I could have been one of those foodie who checks out blogs, vlogs, discovers new restaurants, travels, eats, clicks and repeats. But my romance with food is never that exciting, not even in my childhood. I’ve always been that person who has his or her own comfy food and doesn’t like to experience and try new stuff. But I do find the beauty in the masterpiece, whenever I see some cool pictures of foods along with some cliché caption below, I won’t lie that my stomach grumbles and mouth waters. But mark my words “that’s a rare case”. But then something struck me last Thursday like why I was stressing so hard to find my food story when I’ve always had a sweet tooth with many sweets stories in my life. I believe that my “sweet tooth” journey started because of my paapu’s habit of bringing sweets every Friday evening when he came back from his office. As a child I would sit there anticipating my father to come, but honestly speaking, my anticipation would be more for the sweets rather than my father coming home.
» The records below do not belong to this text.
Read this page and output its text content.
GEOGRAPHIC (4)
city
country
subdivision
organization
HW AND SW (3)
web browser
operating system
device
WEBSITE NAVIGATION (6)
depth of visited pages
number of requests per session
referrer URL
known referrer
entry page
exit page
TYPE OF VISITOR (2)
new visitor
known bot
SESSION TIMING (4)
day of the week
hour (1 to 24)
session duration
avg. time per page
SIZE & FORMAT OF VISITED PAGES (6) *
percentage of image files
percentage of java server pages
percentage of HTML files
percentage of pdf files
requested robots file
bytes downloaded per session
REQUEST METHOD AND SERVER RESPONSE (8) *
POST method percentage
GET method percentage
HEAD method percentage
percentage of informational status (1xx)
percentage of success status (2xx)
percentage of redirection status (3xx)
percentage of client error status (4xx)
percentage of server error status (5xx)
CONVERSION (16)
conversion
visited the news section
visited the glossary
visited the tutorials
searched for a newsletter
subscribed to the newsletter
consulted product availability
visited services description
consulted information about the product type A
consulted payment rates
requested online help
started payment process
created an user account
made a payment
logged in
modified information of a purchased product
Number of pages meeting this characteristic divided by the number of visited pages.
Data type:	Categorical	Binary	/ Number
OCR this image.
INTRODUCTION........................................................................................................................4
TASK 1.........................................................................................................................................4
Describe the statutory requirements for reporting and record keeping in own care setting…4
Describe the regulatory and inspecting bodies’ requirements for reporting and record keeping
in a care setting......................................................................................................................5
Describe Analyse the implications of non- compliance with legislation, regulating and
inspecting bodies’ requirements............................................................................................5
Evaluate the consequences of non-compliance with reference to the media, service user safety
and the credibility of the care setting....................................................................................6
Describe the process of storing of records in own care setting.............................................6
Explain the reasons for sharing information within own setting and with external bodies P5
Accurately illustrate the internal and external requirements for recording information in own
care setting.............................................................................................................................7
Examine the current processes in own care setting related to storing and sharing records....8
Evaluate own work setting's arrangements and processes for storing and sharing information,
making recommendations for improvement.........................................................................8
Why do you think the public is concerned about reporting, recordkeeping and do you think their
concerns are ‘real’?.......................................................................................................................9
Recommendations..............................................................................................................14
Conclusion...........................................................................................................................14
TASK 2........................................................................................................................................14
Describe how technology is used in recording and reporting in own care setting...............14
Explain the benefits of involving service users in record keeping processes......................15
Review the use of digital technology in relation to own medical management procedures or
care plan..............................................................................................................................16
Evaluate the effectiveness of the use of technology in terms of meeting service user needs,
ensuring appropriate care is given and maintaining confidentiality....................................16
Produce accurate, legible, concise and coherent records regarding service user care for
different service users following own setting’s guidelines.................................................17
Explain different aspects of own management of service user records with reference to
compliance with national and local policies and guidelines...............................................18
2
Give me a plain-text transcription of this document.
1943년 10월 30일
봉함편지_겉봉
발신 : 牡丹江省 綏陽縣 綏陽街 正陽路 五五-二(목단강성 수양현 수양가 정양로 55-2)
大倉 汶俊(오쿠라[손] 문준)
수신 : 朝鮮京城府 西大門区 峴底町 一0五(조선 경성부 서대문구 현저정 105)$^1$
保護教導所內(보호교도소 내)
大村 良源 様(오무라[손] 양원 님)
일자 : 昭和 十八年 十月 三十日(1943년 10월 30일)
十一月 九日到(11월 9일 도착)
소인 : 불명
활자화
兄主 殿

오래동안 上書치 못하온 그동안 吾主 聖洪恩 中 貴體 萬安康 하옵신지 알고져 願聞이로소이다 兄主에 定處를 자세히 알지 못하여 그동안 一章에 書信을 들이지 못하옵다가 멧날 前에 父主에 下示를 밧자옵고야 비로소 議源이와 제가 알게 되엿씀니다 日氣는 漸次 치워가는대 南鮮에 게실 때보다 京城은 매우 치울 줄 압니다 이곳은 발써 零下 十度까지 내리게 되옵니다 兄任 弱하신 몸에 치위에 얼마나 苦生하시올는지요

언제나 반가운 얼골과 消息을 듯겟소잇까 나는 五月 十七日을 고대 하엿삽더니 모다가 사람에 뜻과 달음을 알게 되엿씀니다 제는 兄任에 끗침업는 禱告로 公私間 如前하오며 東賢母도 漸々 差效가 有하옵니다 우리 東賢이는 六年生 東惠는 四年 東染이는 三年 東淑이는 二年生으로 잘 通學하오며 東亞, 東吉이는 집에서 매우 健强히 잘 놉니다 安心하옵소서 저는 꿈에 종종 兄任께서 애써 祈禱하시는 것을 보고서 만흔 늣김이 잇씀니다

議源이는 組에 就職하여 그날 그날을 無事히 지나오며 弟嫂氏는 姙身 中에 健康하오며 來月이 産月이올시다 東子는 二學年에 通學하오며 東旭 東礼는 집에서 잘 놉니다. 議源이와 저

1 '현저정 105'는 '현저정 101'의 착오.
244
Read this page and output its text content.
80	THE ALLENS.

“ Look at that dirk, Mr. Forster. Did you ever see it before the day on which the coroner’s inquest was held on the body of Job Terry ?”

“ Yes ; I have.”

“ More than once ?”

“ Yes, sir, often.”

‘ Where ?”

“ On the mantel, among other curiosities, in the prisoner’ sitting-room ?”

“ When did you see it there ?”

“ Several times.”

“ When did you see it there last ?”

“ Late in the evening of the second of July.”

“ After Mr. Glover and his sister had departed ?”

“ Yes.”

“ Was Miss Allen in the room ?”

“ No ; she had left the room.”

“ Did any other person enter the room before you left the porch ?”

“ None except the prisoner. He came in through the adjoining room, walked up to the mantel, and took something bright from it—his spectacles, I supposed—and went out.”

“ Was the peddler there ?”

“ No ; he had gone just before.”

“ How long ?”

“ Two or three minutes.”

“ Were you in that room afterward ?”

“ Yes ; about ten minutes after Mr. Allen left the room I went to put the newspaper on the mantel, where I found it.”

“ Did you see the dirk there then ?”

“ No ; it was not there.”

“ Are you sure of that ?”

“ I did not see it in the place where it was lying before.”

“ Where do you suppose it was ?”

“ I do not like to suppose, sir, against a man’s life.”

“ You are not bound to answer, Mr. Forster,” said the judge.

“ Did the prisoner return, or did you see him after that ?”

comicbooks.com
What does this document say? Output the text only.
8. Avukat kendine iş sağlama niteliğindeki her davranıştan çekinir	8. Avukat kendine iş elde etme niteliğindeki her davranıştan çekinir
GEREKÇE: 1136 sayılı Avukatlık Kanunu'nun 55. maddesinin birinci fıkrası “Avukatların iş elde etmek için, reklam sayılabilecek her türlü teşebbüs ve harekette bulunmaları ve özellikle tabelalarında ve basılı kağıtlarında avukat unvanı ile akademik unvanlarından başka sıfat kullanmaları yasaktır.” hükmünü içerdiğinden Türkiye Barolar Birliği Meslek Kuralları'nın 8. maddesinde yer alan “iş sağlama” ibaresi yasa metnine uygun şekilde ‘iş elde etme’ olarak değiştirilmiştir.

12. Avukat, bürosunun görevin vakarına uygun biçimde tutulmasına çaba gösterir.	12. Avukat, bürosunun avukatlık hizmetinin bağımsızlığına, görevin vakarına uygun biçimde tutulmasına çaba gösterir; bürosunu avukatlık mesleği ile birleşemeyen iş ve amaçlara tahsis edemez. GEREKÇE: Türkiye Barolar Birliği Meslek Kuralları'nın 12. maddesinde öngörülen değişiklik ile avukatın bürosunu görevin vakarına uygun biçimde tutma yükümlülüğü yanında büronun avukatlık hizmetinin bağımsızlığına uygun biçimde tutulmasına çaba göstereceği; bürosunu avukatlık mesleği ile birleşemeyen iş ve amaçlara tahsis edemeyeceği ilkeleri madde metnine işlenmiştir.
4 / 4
“Chori dhoka khola” would make my heart jump realizing that the sweets had arrived. I would run downstairs faster than flash where my father would be expecting a hug from me but all I did was snatch the sweets and walk upstairs, leaving my father hanging. The taste of Gulab Jaamun from Guptas & Guptas was my personal ecstasy which started my sweet tooth journey. Talking about my sweet tooth voyage, another incident that never leaves my mind is during my stay in Bangalore where I used to hate the food cooked in coconut oil, in which they cooked everything, but loved the sweets which literally were my dinner during my stay there. I still don’t understand how I didn’t get cavities, even after having sweets as dinner for 5 days straight. But even if I did get cavities it would have been worth it because the sweets they had were amazing contrast to their food.
Another “sweet story” very close to me is about Naryanghat ko jeri. So one Dashain we were not able to celebrate it as a family member passed away. We went to Narayanghat, my aunt’s place where I was introduced to the best tasting Jeri I had ever had in my life. I was never a big Jeri fan but the Jeri I had there, had a different magic in its taste. Since it was Dashain, we played cards the entire day and every time I won some money, that Jeri shop was my go to stop. Those days Jeri was what I had the entire time. For breakfast, I had it with swari and some halwa and for dinner I had it as dessert.
As I told before I always have had a sweet tooth and a lot of sweet stories during different times of my life. To be honest, sweets were one of the things that I found happiness in and I have so many memories created because of sweets. One of the closest stories of my sweet tooth journey was when I tasted Bengali sweets for the first time in my life, to which I was instantly hooked on to. So a friend of my father always used to send us those exotic Bengali sweets from Bangladesh which I always loved, one day I had some work and I went to my father’s office where I met my father’s friend for the first time. At first he asked me if I knew him or not, and I said no because obviously I had never seen him before. Then he introduced himself as my “sweet dealer” which surprised me at first but I was happy to finally meet him. Since then I always greeted him with a big smile every time I saw him and I felt like he was a family. The best thing about this story is that a box of sweets brought me close to someone I never knew and made him a part of my life. Now he is my favorite human being. (Smiles)
The final story of my “sweet addiction” is something that reoccurs every year and I find this very funny but what can I say? “Sweets are LOVE” So something that I have been doing since a very long time is that, whenever I buy sweets as gifts for my mom and dad for different occasions(especially father’s and mother’s day) I give it to them, I take it back and eat it all by myself not sparing even a grain for them. I feel that sweets always bring out the inner kid in me and I guess it is the main reason to why I’m so in love with sweets.This is the real beauty of food, remembering my sweet tooth voyage I came to understand how food helps make new memories, cherish the old ones and have new experiences in our life. Every sweet story of mine helped me experience something new or I got a chance to get close to someone. I feel that food connects us in the happiest way possible, and it is a mini Disneyland for everyone.